Agora, segue o texto do Criança.PB:

A cobertura jornalística de assuntos relacionados a adolescentes envolvidos em atos infracionais é delicada e, muitas vezes, reproduzida apenas como um problema de segurança pública, dentro da dualidade “infração-repressão”. Apesar disso, para que esse trabalho seja qualificado e significativo para a sociedade, é necessário que as reportagens vão além do mero Boletim de Ocorrência policial. Mas, por quê?

A mídia tem um poder imenso. É formadora de opinião e, nesse sentido, é capaz de criar uma consciência social sobre um determinado assunto. E o que isso influencia? Influencia no sentido de que, ao apenas reproduzir fatos da esfera criminal envolvendo esses jovens, só são aprofundados o preconceito, a histeria coletiva e a verdadeira aversão aos adolescentes que, por um dado motivo, foram autores de um delito. Podemos nos perguntar: e o que ganhamos se fizermos diferente?

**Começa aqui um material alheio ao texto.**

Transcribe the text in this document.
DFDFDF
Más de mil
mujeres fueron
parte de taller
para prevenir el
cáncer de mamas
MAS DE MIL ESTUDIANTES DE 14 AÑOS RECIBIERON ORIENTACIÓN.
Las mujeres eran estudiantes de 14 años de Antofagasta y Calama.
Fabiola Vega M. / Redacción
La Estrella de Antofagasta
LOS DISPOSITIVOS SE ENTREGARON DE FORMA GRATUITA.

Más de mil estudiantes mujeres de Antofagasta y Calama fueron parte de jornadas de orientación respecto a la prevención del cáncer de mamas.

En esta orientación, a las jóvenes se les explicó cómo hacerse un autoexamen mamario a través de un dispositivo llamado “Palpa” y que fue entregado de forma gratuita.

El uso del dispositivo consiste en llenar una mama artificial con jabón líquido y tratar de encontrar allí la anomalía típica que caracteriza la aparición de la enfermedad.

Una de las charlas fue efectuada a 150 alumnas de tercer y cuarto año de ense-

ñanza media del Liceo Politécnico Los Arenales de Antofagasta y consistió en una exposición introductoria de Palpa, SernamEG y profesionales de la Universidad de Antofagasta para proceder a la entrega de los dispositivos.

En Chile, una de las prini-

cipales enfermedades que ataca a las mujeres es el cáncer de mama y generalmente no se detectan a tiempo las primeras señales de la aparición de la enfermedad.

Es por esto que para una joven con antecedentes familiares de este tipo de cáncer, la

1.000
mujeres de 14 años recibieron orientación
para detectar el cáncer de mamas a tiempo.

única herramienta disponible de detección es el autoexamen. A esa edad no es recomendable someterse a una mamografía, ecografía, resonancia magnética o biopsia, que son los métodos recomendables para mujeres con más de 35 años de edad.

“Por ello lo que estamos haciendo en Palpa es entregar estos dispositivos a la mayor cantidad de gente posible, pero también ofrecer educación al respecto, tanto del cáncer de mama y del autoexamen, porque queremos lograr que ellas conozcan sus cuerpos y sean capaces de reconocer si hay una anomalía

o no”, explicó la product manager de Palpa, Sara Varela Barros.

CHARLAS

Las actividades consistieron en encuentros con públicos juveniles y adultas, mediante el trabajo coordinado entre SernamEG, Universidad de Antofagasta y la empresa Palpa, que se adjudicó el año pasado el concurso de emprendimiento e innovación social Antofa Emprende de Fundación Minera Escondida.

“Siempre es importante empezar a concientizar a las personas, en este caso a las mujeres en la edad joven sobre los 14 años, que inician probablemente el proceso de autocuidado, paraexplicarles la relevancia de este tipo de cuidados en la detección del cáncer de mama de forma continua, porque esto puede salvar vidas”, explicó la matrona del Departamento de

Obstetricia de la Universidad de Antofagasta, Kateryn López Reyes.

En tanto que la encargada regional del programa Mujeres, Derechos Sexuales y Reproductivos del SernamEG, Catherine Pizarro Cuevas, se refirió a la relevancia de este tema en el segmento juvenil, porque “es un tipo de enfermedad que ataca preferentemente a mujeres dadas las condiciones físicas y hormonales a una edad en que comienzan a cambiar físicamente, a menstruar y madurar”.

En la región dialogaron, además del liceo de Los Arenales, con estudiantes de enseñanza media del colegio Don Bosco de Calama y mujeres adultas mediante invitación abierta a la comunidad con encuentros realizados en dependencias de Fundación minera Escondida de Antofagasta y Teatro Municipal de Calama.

Da mesma forma que, em geral, a imprensa obtém sucesso após questionar aumentos no preço da gasolina e dos alimentos, ou cobra melhorias na infraestrutura de um bairro específico, pode-se também obter êxito no questionamento e na implantação de políticas públicas, para que essas crianças e adolescentes não tenham seus direitos violados e cometam, dentro de um determinado contexto, qualquer ato infracional.

O que se pode fazer, então? Começam aqui as dicas básicas para que tentemos transformar esta realidade, baseadas nas discussões levantadas durante o seminário “Direitos em Pauta: Imprensa, Agenda Social e Adolescentes em Conflito com a Lei”, promovido pela Agência de Notícias dos Direitos da Infância, em Brasília.

1) Não use expressões como “menor” , "infrator" e "crime"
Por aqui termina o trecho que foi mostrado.